Daniel Lee Toler (September 23, 1948 – February 25, 2013),
known professionally as "Dangerous" Dan Toler, was an American guitarist.

==Life and career==
A native of Connersville, Indiana, Toler became popular in the late 1970s as a member of Dickey Betts & Great Southern. He was featured on the albums Dickey Betts & Great Southern and Atlanta's Burning Down. He went on to become a member of The Allman Brothers Band with Betts from 1979 to 1982, appearing on Enlightened Rogues (1979), Reach for the Sky (1980) and Brothers of the Road (1981).
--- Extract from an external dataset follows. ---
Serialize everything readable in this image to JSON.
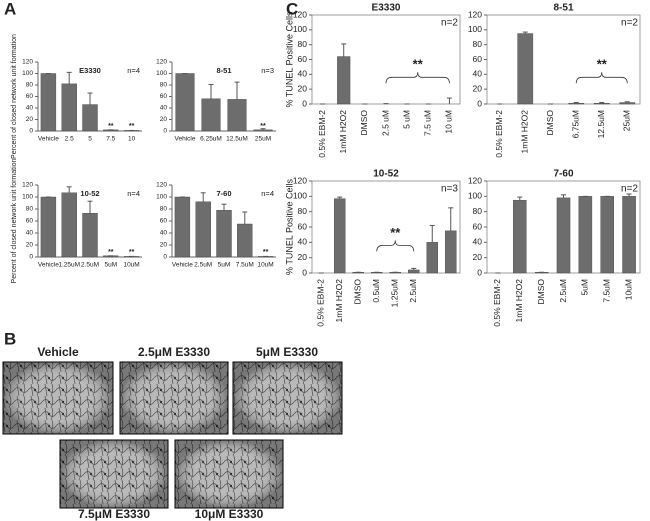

Toler and his brother David (Frankie) Toler were members of the Gregg Allman Band in the 1980s. They performed on the albums I'm No Angel (1987) and Just Before The Bullets Fly (1988), as well as a reformed version of Great Southern in the 2000s. Prior to rejoining Great Southern, Toler had not spoken to Betts in over 10 years. Dan experimented with jazz fusion multi-instrumentalist Mark Pettey in Sarasota in the early 1990s, recording a short demo, and performing live shows in the Tampa Bay area. Mark and Dan continued to collaborate on jazz influenced projects together.

Toler, John Townsend, Toler's brother David (Frankie) Toler, Bruce Waibel and Mark Pettey created the Townsend Toler Band in the early 1990s, starting with a demo cut in Telstar Studios in Sarasota. This was followed by tours of the eastern United States, including shows in New York City and up and down the east coast. He later joined The Renegades of Southern Rock, whose members included George McCorkle (formerly of The Marshall Tucker Band), John Townsend (Sanford-Townsend Band), John McKnight, Jack Hall (Wet Willie), and Taylor Caldwell.

In 2007 Toler performed on Jason Black's Mind Over Matter album. Two years later, Toler once again teamed up with John Townsend to form the Toler/Townsend Band. Their self-titled album was released in 2009 on the European Blues Boulevard/music avenue label. The Toler/Townsend Band CD was later released in the United States by Garage Door Records.

In 2011, Toler formed the Toler–Tucci Band, which was scheduled to release its debut album, Doc's Hideaway, in August 2012. Verceal Whitaker of The Platters was the featured vocalist on that project.

==Personal life==
Toler had battled amyotrophic lateral sclerosis (ALS) and died in Sarasota, Florida on February 25, 2013. He was 64.